Eccentric Compressive Behavior of Round-Ended Rectangular Concrete-Filled Steel Tubes with Different Central Angles.

Abstract

The application of round-ended rectangular concrete-filled steel tubes (RRCFSTs) in high-rise buildings or bridge structures is increasing, improving structural performance and meeting aesthetic requirements. Researching this novel steel–concrete composite helps to fully utilize the properties of the materials. In this study, 15 specimens were tested for analysis of the behaviors of RRCFSTs with different central angles under eccentric compression. Influences of central angles of round ends (θ), aspect ratios of rectangular parts (κ), steel strength and the eccentric ratio on failure modes, material utilization, confinement effect and eccentric bearing capacity are studied.
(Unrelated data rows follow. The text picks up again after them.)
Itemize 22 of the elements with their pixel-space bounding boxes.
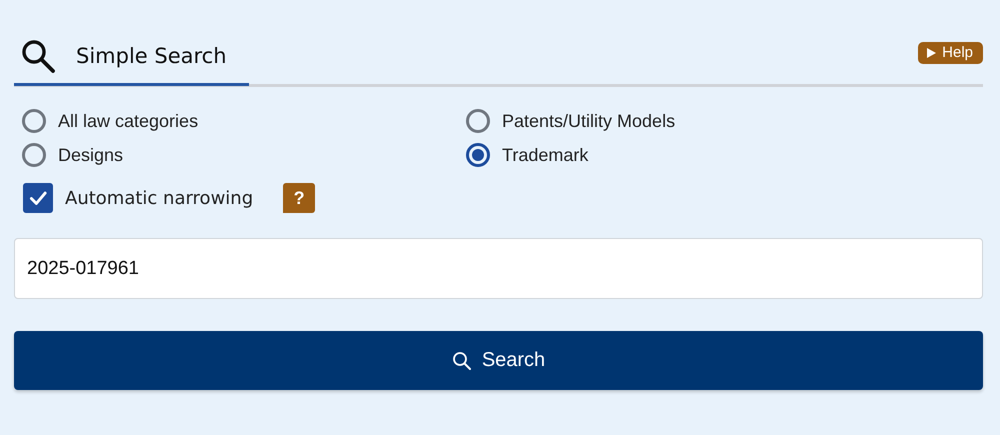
help-tooltip-button[interactable]: ?	[283, 183, 316, 213]
help-button[interactable]: Help	[918, 42, 983, 64]
radio-option[interactable]: All law categories	[22, 109, 466, 133]
section-title: Simple Search	[76, 44, 227, 68]
checkbox[interactable]	[23, 183, 53, 213]
radio-label: All law categories	[58, 110, 198, 132]
radio-label: Designs	[58, 144, 124, 166]
search-icon	[452, 350, 472, 370]
radio-option[interactable]: Patents/Utility Models	[466, 109, 983, 133]
radio-label: Trademark	[502, 144, 588, 166]
radio-button[interactable]	[22, 109, 46, 133]
search-icon	[20, 38, 56, 74]
play-icon	[926, 48, 936, 58]
radio-button[interactable]	[466, 109, 490, 133]
checkbox-label: Automatic narrowing	[65, 188, 254, 208]
radio-option[interactable]: Designs	[22, 143, 466, 167]
radio-button[interactable]	[22, 143, 46, 167]
radio-button[interactable]	[466, 143, 490, 167]
search-field[interactable]: 2025-017961	[14, 238, 983, 299]
radio-option[interactable]: Trademark	[466, 143, 983, 167]
radio-label: Patents/Utility Models	[502, 110, 676, 132]
search-button[interactable]: Search	[14, 331, 983, 390]
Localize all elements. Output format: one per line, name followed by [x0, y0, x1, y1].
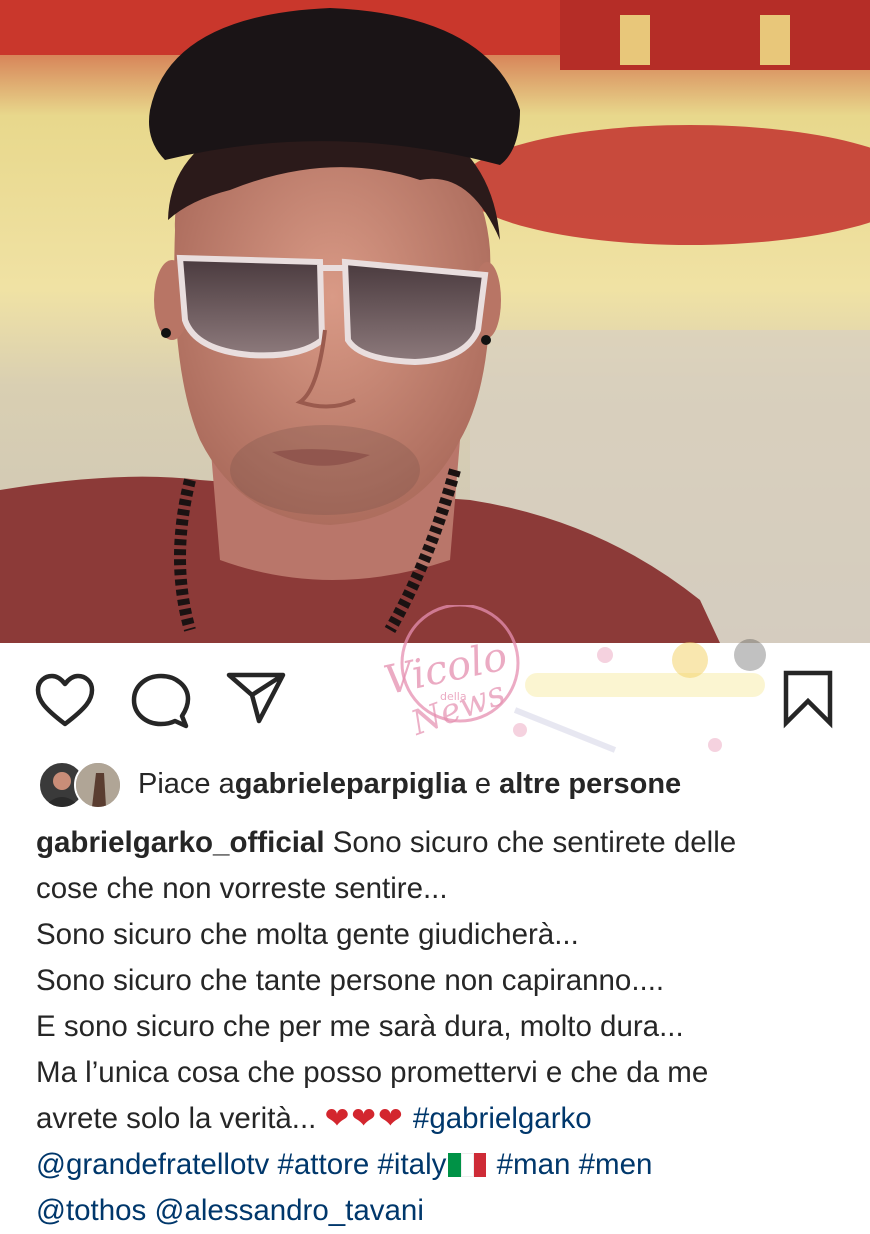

Besides, the mechanism of confinement effects of steel tubes with different θ values was evaluated with the finite element method (FEM). The results show that local buckling usually occurs at the compression zone. When θ gradually changes from 0° to 180°, the local buckling position of straight steel plate changes from mid-length to both ends of the columns. Additionally, the interfacial stress between steel tube and concrete at round ends rises, but that at the corner, it decreases continuously, which results in an improved overall confinement effect and increased material utilization. In contrast, a larger κ leads to lower material efficiency because of the reduced overall confinement effect. The increases in both θ and κ enlarge the cross-sectional area and the eccentric ultimate bearing capacity, whereas θ has a better influence on the ductility than κ. A feasible simplified calculating approach for the eccentric ultimate bearing capacity of RRCFSTs is presented and validated.